Indian stocks are outperforming their BRIC peers by the most ever as investment from abroad defies outflows from other major emerging markets.
The CHART OF THE DAY shows the ratio of the S&P BSE Sensex Index versus the MSCI BRIC Index reached the highest since Bloomberg started tracking the data in December 1994. The Sensex rose 0.1 percent this year through June 10, compared with losses of between 11 percent and 16 percent for the Hang Seng China Enterprises Index, Russia’s Micex Index and Brazil’s Ibovespa. The bottom panel shows India’s net foreign equity inflows of $15.3 billion are the highest ever for the year-to-June 7 period.
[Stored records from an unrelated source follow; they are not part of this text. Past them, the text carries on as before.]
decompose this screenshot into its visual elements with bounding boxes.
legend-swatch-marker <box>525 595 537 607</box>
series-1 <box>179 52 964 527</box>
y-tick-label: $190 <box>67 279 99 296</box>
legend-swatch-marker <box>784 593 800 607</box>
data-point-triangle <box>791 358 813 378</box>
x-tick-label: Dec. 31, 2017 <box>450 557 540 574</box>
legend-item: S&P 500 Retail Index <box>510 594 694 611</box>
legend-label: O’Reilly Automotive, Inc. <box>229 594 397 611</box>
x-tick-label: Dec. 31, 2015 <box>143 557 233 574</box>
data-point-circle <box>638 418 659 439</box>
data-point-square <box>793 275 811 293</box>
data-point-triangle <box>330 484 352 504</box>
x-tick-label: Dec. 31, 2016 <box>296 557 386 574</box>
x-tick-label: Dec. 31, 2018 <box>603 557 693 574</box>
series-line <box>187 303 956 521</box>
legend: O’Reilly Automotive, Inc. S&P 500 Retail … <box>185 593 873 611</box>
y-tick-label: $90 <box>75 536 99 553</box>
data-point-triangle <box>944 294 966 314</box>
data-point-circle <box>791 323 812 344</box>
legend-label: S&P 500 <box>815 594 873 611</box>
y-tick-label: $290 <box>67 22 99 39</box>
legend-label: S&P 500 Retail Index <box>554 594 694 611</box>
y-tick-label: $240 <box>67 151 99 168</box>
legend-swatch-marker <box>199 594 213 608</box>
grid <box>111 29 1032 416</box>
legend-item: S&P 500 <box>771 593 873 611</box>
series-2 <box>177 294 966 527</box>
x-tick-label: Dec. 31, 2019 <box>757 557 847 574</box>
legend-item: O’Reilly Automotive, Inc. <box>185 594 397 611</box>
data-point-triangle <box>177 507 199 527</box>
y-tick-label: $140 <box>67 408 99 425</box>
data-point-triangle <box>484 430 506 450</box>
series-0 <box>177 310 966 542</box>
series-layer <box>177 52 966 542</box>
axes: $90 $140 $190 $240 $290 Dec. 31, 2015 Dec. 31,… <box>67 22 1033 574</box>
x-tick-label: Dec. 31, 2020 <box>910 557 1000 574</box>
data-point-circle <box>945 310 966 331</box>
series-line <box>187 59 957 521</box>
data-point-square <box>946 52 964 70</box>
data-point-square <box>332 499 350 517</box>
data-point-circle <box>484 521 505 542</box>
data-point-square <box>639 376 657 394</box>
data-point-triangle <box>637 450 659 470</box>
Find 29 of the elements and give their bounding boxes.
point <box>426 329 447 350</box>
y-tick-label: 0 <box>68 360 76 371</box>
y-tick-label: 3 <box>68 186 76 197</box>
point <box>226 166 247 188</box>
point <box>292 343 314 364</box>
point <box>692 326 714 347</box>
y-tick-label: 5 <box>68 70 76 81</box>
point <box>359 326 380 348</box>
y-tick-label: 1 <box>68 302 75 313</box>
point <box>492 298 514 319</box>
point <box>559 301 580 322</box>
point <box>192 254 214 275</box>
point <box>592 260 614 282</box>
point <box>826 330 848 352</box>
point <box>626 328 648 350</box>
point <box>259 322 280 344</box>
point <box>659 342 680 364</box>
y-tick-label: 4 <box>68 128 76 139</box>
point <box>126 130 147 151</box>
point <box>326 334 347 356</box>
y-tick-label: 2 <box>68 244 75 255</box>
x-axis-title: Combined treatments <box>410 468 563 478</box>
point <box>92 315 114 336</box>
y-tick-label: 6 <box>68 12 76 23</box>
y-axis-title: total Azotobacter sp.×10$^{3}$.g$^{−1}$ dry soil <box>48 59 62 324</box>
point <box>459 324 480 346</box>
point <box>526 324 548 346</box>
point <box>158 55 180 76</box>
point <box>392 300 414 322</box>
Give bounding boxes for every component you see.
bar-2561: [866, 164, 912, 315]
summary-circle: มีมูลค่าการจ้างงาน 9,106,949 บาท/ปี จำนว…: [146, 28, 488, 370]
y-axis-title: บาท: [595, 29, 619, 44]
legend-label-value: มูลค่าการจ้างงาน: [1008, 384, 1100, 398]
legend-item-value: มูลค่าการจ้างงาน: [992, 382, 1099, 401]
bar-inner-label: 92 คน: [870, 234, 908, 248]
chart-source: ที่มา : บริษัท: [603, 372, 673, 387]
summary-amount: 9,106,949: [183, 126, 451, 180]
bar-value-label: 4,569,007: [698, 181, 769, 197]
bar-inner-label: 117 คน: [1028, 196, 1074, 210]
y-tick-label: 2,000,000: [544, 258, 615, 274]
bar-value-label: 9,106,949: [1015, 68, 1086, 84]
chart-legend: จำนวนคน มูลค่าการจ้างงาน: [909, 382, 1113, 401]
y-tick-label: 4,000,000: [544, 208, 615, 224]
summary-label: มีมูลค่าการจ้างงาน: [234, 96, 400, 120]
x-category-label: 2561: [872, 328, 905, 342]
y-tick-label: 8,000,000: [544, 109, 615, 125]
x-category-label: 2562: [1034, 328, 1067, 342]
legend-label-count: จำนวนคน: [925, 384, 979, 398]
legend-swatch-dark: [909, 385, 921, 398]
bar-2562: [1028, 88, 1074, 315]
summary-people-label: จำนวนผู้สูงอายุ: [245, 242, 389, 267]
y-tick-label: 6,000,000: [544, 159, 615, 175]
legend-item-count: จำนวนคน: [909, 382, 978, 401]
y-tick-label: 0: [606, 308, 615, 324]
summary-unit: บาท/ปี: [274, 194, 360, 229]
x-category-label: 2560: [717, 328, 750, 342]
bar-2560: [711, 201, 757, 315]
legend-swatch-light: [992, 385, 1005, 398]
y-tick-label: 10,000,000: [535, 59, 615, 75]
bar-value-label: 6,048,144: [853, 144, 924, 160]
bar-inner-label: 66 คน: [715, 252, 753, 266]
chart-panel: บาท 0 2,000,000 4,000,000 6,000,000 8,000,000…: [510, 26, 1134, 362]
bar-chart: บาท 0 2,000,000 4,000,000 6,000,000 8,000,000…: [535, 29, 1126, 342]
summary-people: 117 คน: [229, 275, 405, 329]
Overseas investors pumped $221 million into Indian shares last week, according to data compiled by Bloomberg. That compares with outflows of $5 billion from emerging equities in the five days to June 5, the most since August 2011, Morgan Stanley said, citing EPFR Global. Investors pulled some $1.5 billion from Chinese equities, $530 million from Brazil and $360 million from Russia during the period, Morgan Stanley said.
“I’d attribute this more to the poor performance of Brazil, China and Russia rather than good performance of India,” said Peter Elston, head of Asia Pacific strategy at Aberdeen Asset Management in Singapore. “China has been struggling with containing a credit-fuelled investment binge, Russia with a weak oil price, and Brazil with inflation. It should be noted that in the case of India, inflation has been falling.”
Overseas investors continued to plow funds into Indian stocks last week even as a plunge in the rupee to a record low triggered concern that energy prices may rise in a nation that imports about 80 percent of its oil. Foreign funds sold more than $1 billion of the nation’s corporate and sovereign bonds in the same period, the most ever.
Indian wholesale prices increased 4.89 percent in April from a year earlier, a 41-month low. The Reserve Bank of India will review monetary policy on June 17 after cutting the repurchase rate by 75 basis points this year to 7.25 percent. Governor Duvvuri Subbarao indicated after the most recent cut on May 3 that the nation has almost no space to ease further.